The question of tipping the political scales in Arizona, like anyplace, is “purely mathematical,” Bruce Merrill said. More people voting for the other side matters only if enough of them vote to overcome the power of a loyal base of voters. Dr. Merrill, a senior research fellow at the Morrison Institute for Public Policy at Arizona State University, has made a successful living dissecting and analyzing voting patterns and trends in the state and beyond. Along the way, he has helped more than 100 candidates, almost all of them Republican, use numbers to tailor their messages and assess the viability of their campaigns. He is used to addressing large forums; last month, he spoke before the Arizona Medical Association. On Tuesday, he opened the doors to his home here, a spectacular 14,000-square-foot house on the edge of a golf course, to talk to about 60 people about the Nov. 6 elections.

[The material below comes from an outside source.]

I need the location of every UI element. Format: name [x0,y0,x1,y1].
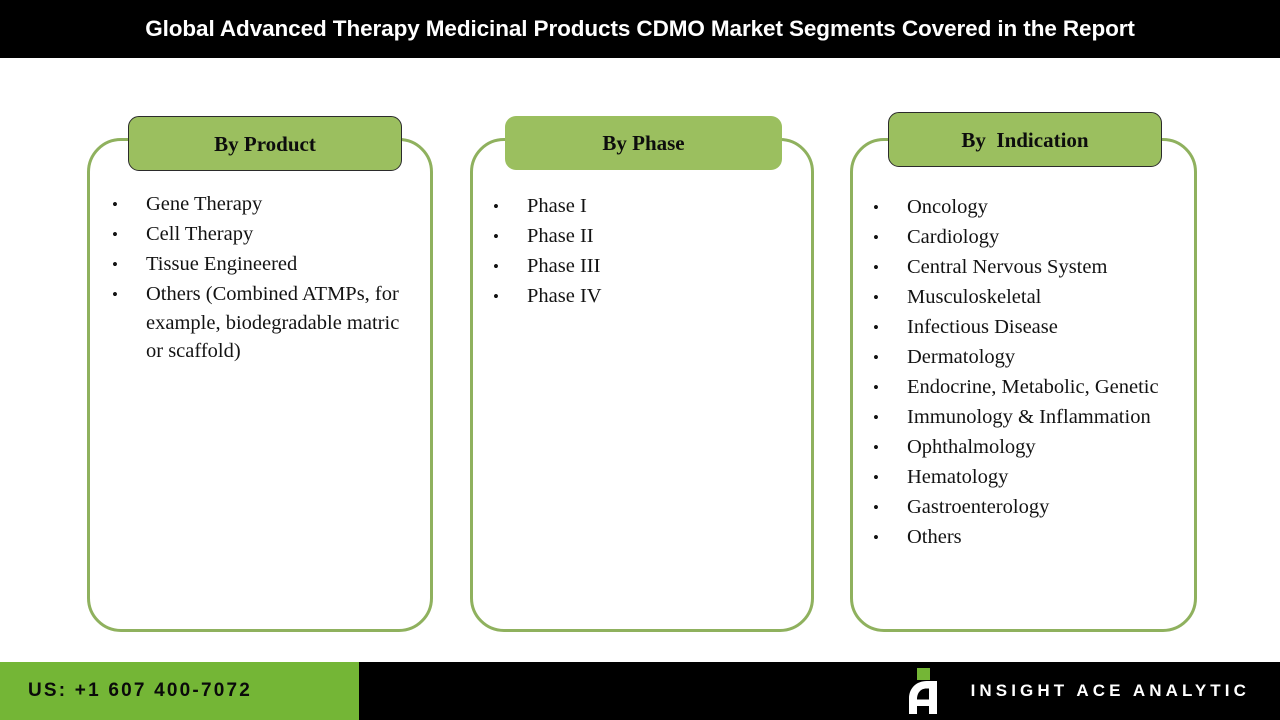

The audience members listened attentively, as they do whenever they attend one of the salons that Thomas Houlon has organized here for 29 years, on subjects as varied as food, architecture, legal issues, quantum physics, medicine and the Chinese economy. Patty Barnes, a New Yorker whom he married four weeks after they met 21 years ago, helps select the topics — sometimes culled from the books she voraciously reads, on paper and in a black Kindle she seems to carry wherever she goes, and largely inspired by personal interests and obsessions, like the intersection of the arts and neuroscience.
The group is open to members only, a collection of (mostly) well-off intellectuals and intellectually curious people of various political persuasions. Its name is Spirit of the Senses; Mr. Houlon created it as a student at Arizona State University in 1983, when he promoted the first salons as part of class work in a major he designed: intuition and creativity.